Trial and error, albeit tedious, is the most effective. We designed a way to cascade several PID loops, prioritizing which variables needed to respond the fastest and making sure all the variables were represented in the equations. It wasn’t easy to wrap our heads around how the components would be controlled with respect to each other, but even after writing these control loops into the firmware, grid stability felt out of reach. Improper PID values resulted in wild oscillations and spiking voltages. Systems errored and shutdown. Tuning was the critical, and daunting, last step.
We anticipated the act of tuning to be the challenge. Instead, the complexity of designing a reliable testing configuration and systematic testing strategy caught us by surprise. With so many PID loops operating in response to each other, not only within one device but also across multiple, figuring out how to isolate, tune, and monitor each separate loop ended up being a mind-numbing challenge.
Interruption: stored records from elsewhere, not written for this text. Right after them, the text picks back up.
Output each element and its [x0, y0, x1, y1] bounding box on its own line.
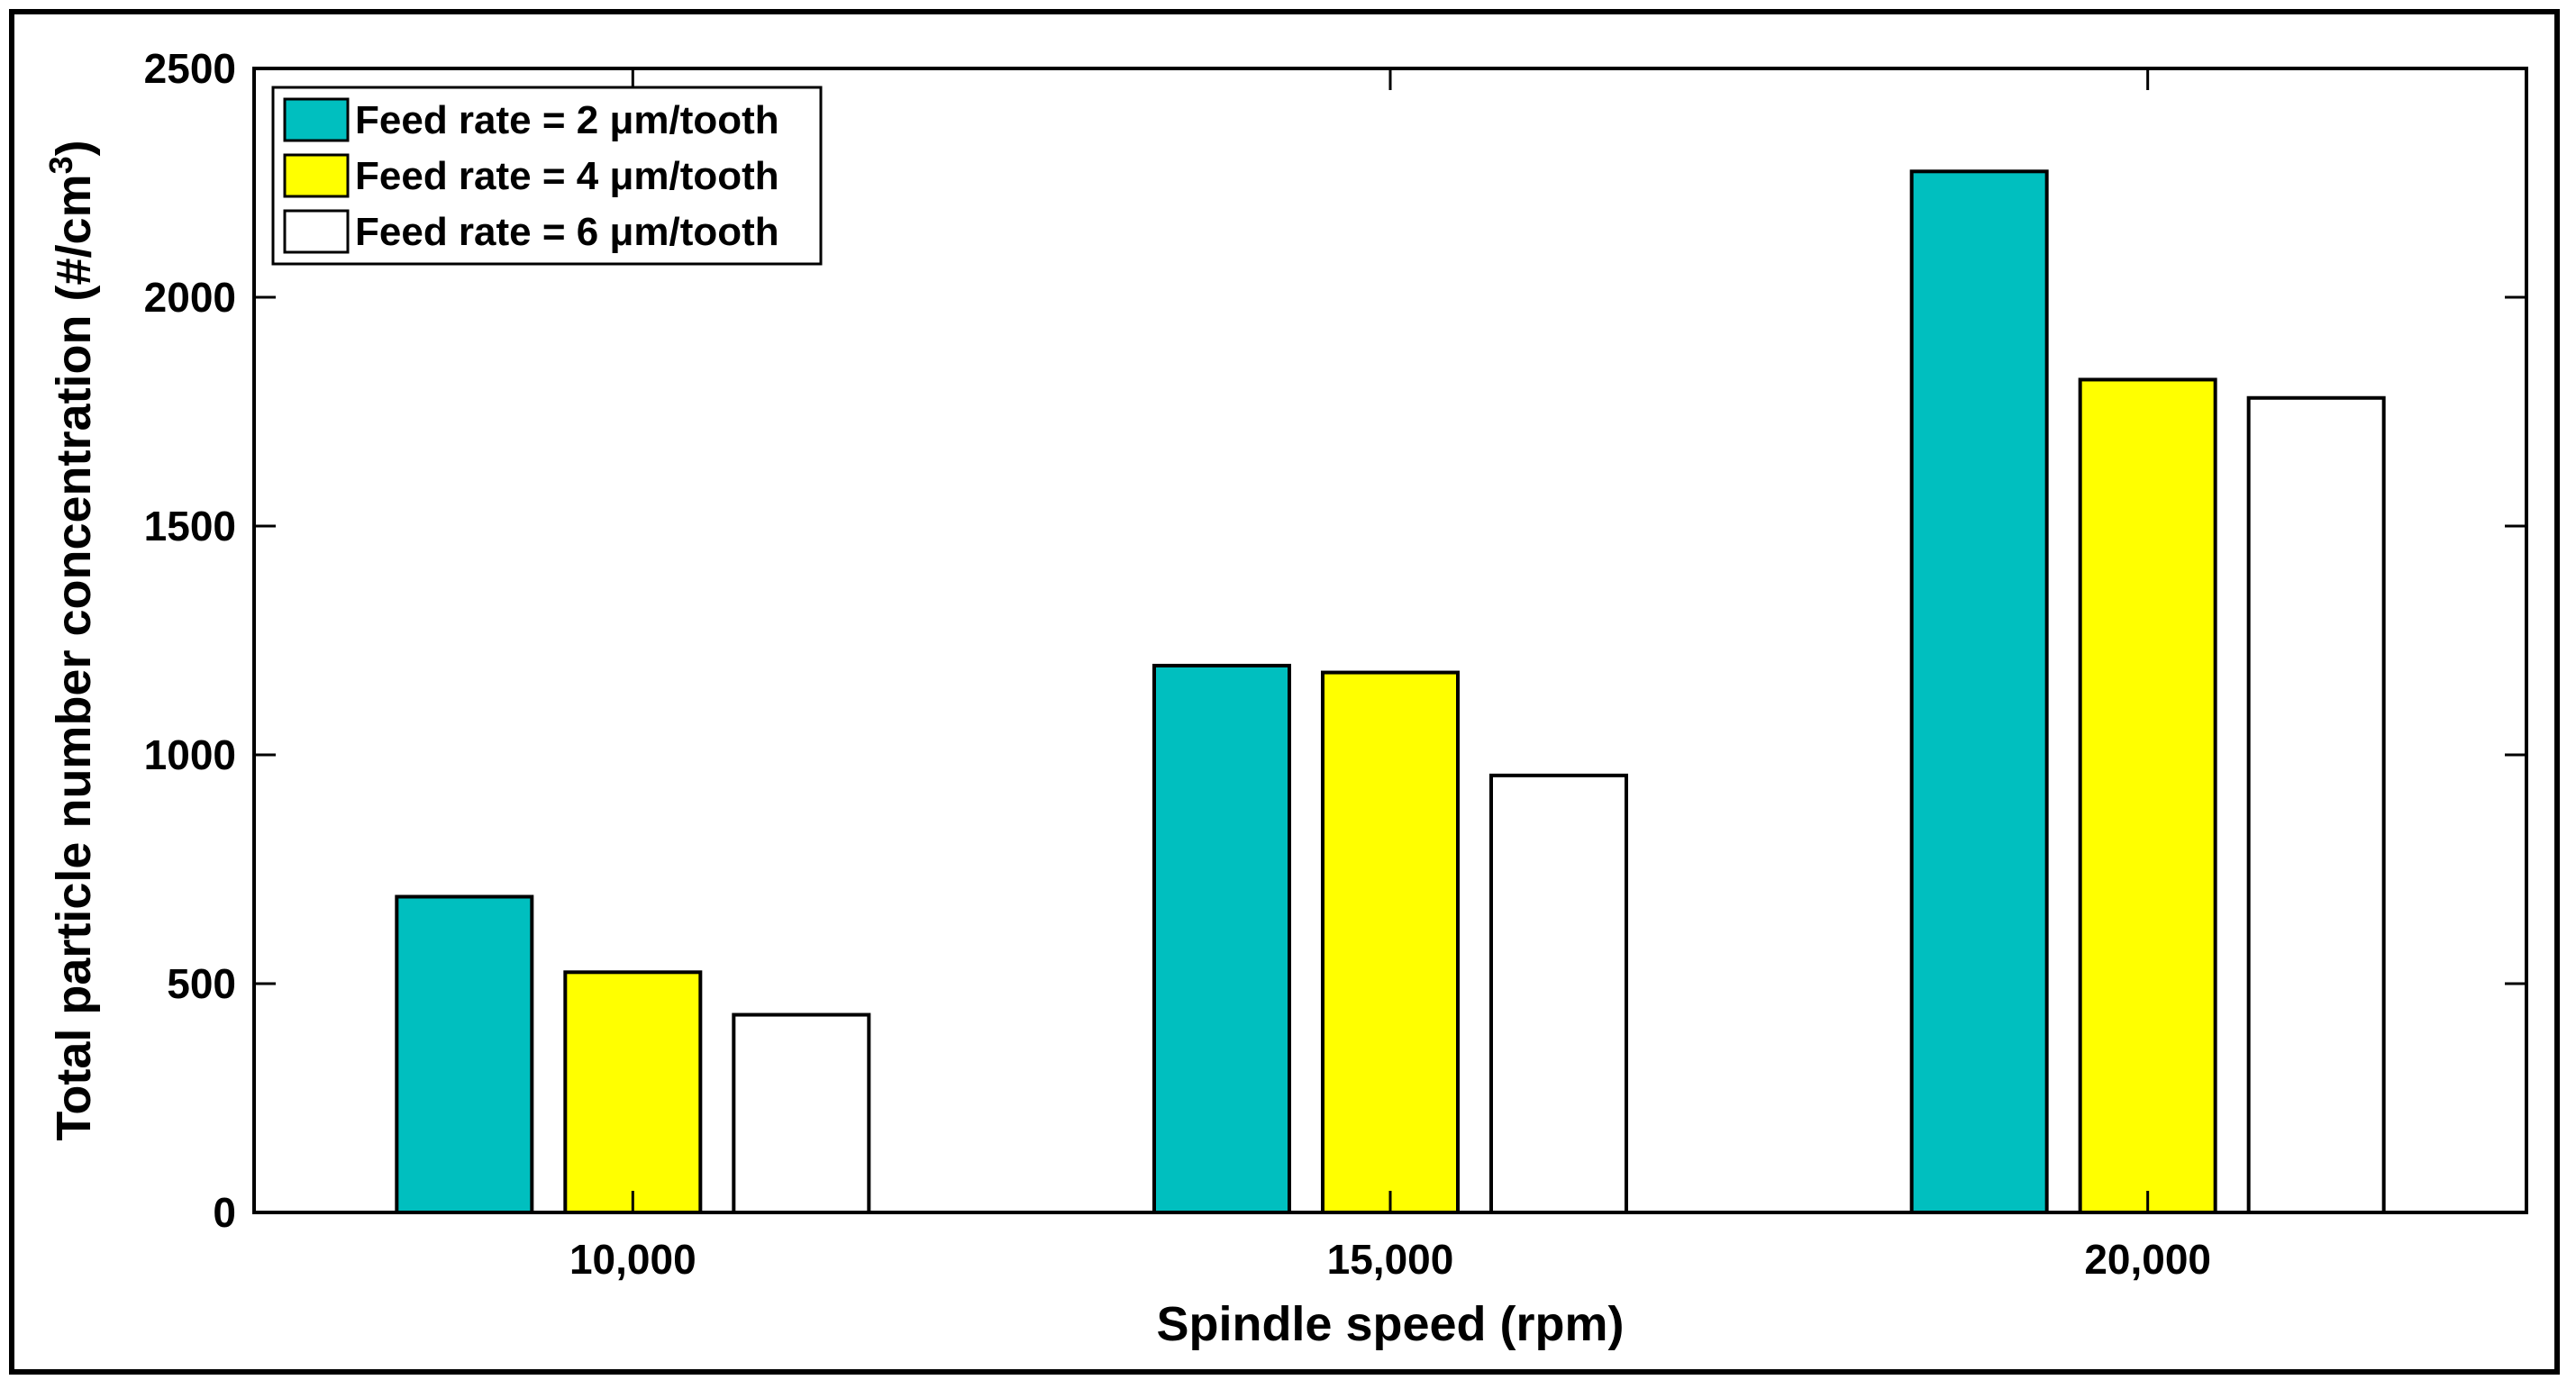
y-axis-title: Total particle number concentration (#/c… — [42, 140, 101, 1140]
ticks-layer: 10,000 15,000 20,000 0 500 1000 1500 2000 2500 — [144, 45, 2526, 1283]
y-axis-title-main: Total particle number concentration (#/c… — [47, 174, 101, 1140]
y-tick-label: 0 — [213, 1189, 236, 1236]
x-tick-label: 10,000 — [569, 1236, 696, 1283]
legend-label-2: Feed rate = 4 μm/tooth — [355, 154, 779, 198]
bars-layer — [395, 169, 2386, 1215]
y-axis-title-suffix: ) — [47, 140, 101, 156]
legend-label-3: Feed rate = 6 μm/tooth — [355, 210, 779, 254]
y-tick-label: 2000 — [144, 274, 236, 321]
y-tick-label: 1000 — [144, 731, 236, 778]
x-tick-label: 15,000 — [1327, 1236, 1454, 1283]
x-tick-label: 20,000 — [2084, 1236, 2211, 1283]
legend-box — [271, 86, 823, 266]
x-axis-title: Spindle speed (rpm) — [1156, 1297, 1624, 1351]
legend: Feed rate = 2 μm/tooth Feed rate = 4 μm/t… — [271, 86, 823, 266]
legend-swatch-2 — [283, 153, 350, 198]
y-tick-label: 1500 — [144, 503, 236, 549]
bar-1-3 — [1909, 169, 2049, 1214]
legend-swatch-1 — [283, 97, 350, 142]
y-tick-label: 2500 — [144, 45, 236, 92]
bar-3-3 — [2246, 395, 2386, 1214]
bar-1-1 — [395, 894, 534, 1214]
legend-swatch-3 — [283, 209, 350, 254]
bar-2-2 — [1321, 670, 1460, 1214]
y-axis-title-superscript: 3 — [42, 156, 79, 174]
legend-label-1: Feed rate = 2 μm/tooth — [355, 98, 779, 142]
bar-3-2 — [1489, 773, 1628, 1214]
bar-3-1 — [732, 1012, 871, 1214]
bar-2-1 — [563, 970, 703, 1215]
y-tick-label: 500 — [167, 960, 236, 1007]
bar-1-2 — [1152, 663, 1291, 1214]
bar-2-3 — [2078, 377, 2217, 1214]
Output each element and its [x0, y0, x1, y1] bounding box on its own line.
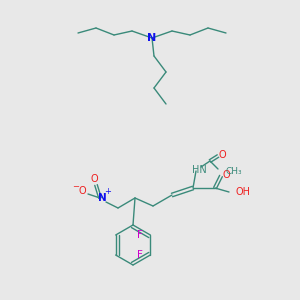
Text: N: N [98, 193, 106, 203]
Text: −: − [73, 182, 80, 191]
Text: F: F [137, 230, 143, 240]
Text: O: O [218, 150, 226, 160]
Text: O: O [78, 186, 86, 196]
Text: O: O [90, 174, 98, 184]
Text: HN: HN [192, 165, 207, 175]
Text: OH: OH [236, 187, 251, 197]
Text: +: + [105, 188, 111, 196]
Text: F: F [137, 250, 143, 260]
Text: O: O [222, 170, 230, 180]
Text: CH₃: CH₃ [226, 167, 243, 176]
Text: N: N [147, 33, 157, 43]
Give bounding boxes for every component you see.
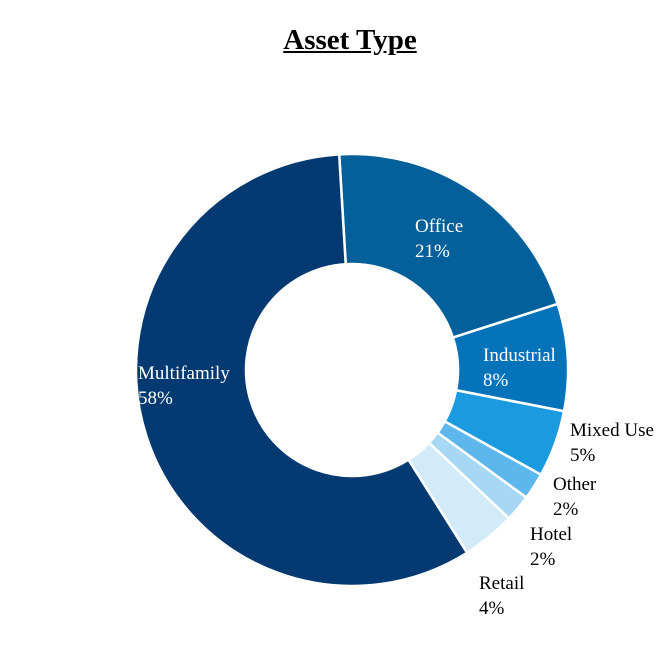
slice-label-hotel: Hotel — [530, 524, 572, 545]
slice-office — [337, 152, 560, 340]
slice-label-industrial: Industrial — [483, 345, 556, 366]
slice-label-office: Office — [415, 216, 463, 237]
slice-value-industrial: 8% — [483, 370, 509, 391]
slice-label-multifamily: Multifamily — [138, 363, 230, 384]
slice-label-mixed-use: Mixed Use — [570, 420, 654, 441]
slice-value-multifamily: 58% — [138, 388, 173, 409]
slice-value-hotel: 2% — [530, 549, 556, 570]
slice-label-other: Other — [553, 474, 597, 495]
slice-label-retail: Retail — [479, 573, 524, 594]
slice-value-retail: 4% — [479, 598, 505, 619]
slice-multifamily — [134, 153, 469, 588]
slice-value-office: 21% — [415, 241, 450, 262]
slice-value-other: 2% — [553, 499, 579, 520]
slice-value-mixed-use: 5% — [570, 445, 596, 466]
chart-title: Asset Type — [283, 24, 417, 56]
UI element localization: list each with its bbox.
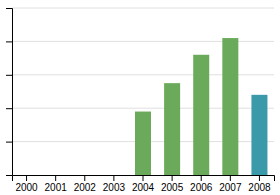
x-tick-label: 2005 — [161, 182, 184, 193]
x-tick-mark — [113, 175, 114, 181]
x-tick-label: 2004 — [132, 182, 155, 193]
x-tick: 2007 — [219, 175, 242, 193]
y-tick-mark — [6, 8, 12, 9]
x-tick: 2000 — [15, 175, 38, 193]
x-tick-mark — [172, 175, 173, 181]
y-tick — [6, 108, 12, 109]
x-tick-mark — [143, 175, 144, 181]
y-tick-mark — [6, 41, 12, 42]
x-tick-label: 2001 — [45, 182, 68, 193]
x-axis-line — [13, 176, 275, 182]
x-tick-label: 2000 — [15, 182, 38, 193]
bar — [106, 175, 122, 176]
x-tick-mark — [84, 175, 85, 181]
bar — [135, 112, 151, 175]
plot: 2000 2001 2002 2003 2004 2005 2006 2007 2008 — [6, 8, 275, 193]
y-tick-mark — [6, 75, 12, 76]
x-tick: 2005 — [161, 175, 184, 193]
x-tick-label: 2006 — [190, 182, 213, 193]
x-tick-label: 2002 — [74, 182, 97, 193]
y-axis-line — [6, 9, 13, 176]
x-tick-mark — [26, 175, 27, 181]
y-tick — [6, 75, 12, 76]
x-tick: 2006 — [190, 175, 213, 193]
x-tick-label: 2007 — [219, 182, 242, 193]
x-tick: 2001 — [45, 175, 68, 193]
bar — [164, 83, 180, 175]
x-tick: 2002 — [74, 175, 97, 193]
bar — [251, 95, 267, 175]
y-tick — [6, 8, 12, 9]
y-tick-mark — [6, 108, 12, 109]
x-axis: 2000 2001 2002 2003 2004 2005 2006 2007 2008 — [13, 175, 275, 193]
bars — [135, 38, 267, 175]
bar — [48, 175, 64, 176]
y-tick — [6, 142, 12, 143]
x-tick-mark — [230, 175, 231, 181]
y-tick — [6, 41, 12, 42]
x-tick: 2008 — [248, 175, 271, 193]
bar — [19, 175, 35, 176]
y-tick-mark — [6, 142, 12, 143]
x-tick-label: 2003 — [103, 182, 126, 193]
x-tick: 2004 — [132, 175, 155, 193]
grid-line — [12, 8, 274, 9]
y-axis — [6, 9, 13, 176]
bar — [77, 175, 93, 176]
x-tick-label: 2008 — [248, 182, 271, 193]
x-tick-mark — [259, 175, 260, 181]
bar — [193, 55, 209, 175]
x-tick: 2003 — [103, 175, 126, 193]
x-tick-mark — [201, 175, 202, 181]
bar — [222, 38, 238, 175]
x-tick-mark — [55, 175, 56, 181]
chart: 2000 2001 2002 2003 2004 2005 2006 2007 2008 — [0, 0, 280, 195]
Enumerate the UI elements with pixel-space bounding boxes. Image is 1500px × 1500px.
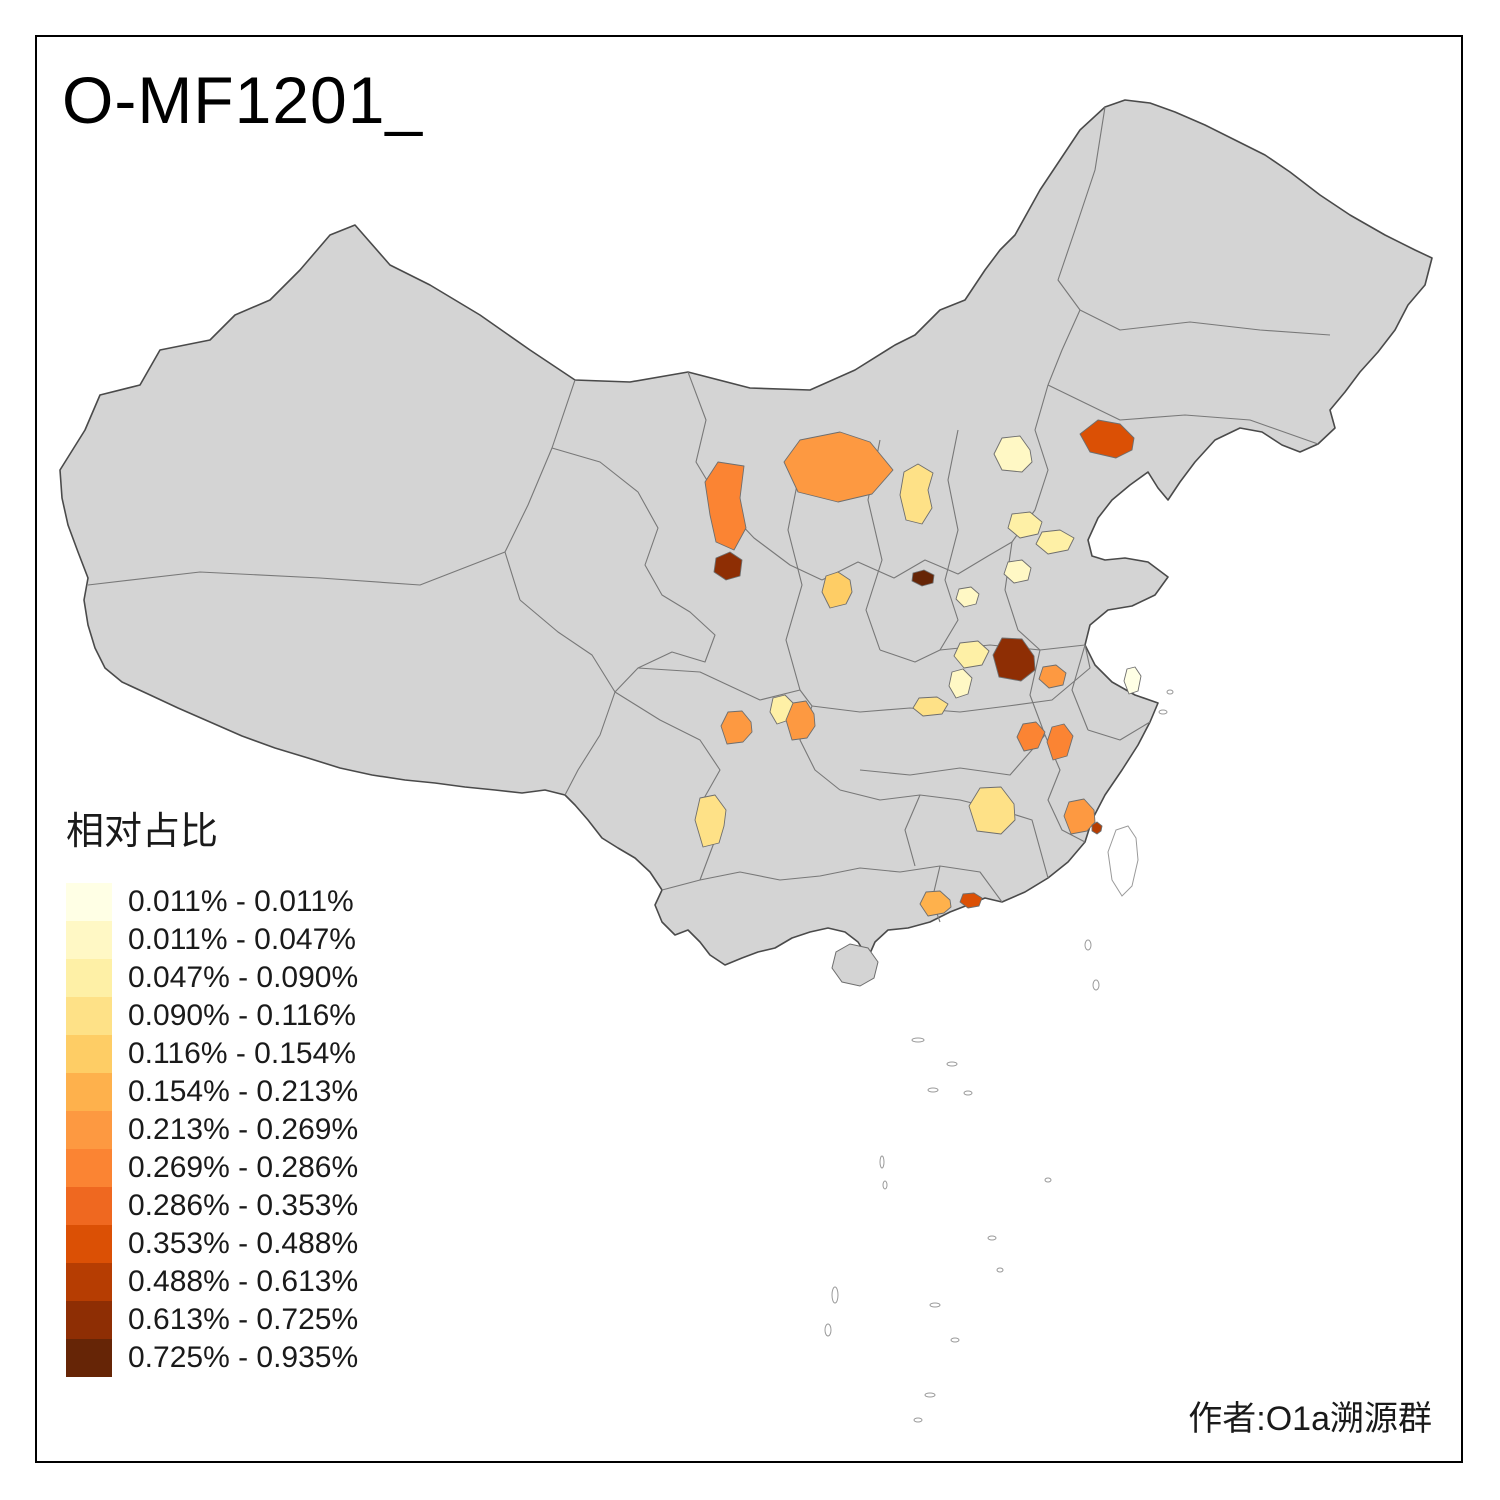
legend-item: 0.047% - 0.090% [66,959,358,997]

After months of battling this out, the engineers got together and spent 5 days held up in a room, determined to overcome these issues. We ironed out the details of the algorithms (what circumstances should respond fast, what responses should be driving the grid vs. reacting, etc…) and developed a way to monitor the stability of our algorithms, running at microsecond speeds, and adjust the PID parameters until the best outcomes could be achieved, all in real time without interference.
It took a lot of sleepless nights and serious teamwork, but when the last critical bug was solved and the grid looked stable, our faces lit up with cautious optimism. Ambitiously, we went from testing two homes sharing to each other to three, and then four. The grid remained in control, responsive, and steady. We stressed the system. No issues. We were in shock. Every problem we had encountered in the simplest situations had forced us to rethink and carefully engineer our algorithms from the bottom up, such that when put to the test, our systems were ready and resilient in the face of much greater complexity. The euphoria sunk in slowly but stuck with me for days. This was a breakthrough moment.
With these algorithms working, the rest of our technical challenges, while not insignificant, would pale in comparison. We deployed these updates to our pilot site and immediately started collecting data on the real, not predicted, benefits of sharing power. As the data came in, our predictions and tremendous hard work were validated. Below is a look at how previously wasted solar generation is now shared across the network, providing households with a cheaper and more reliable source of energy.
We are proud of this achievement, but the technology is just one piece of the puzzle. We look forward to continue sharing our journeys, from many different aspects of the company!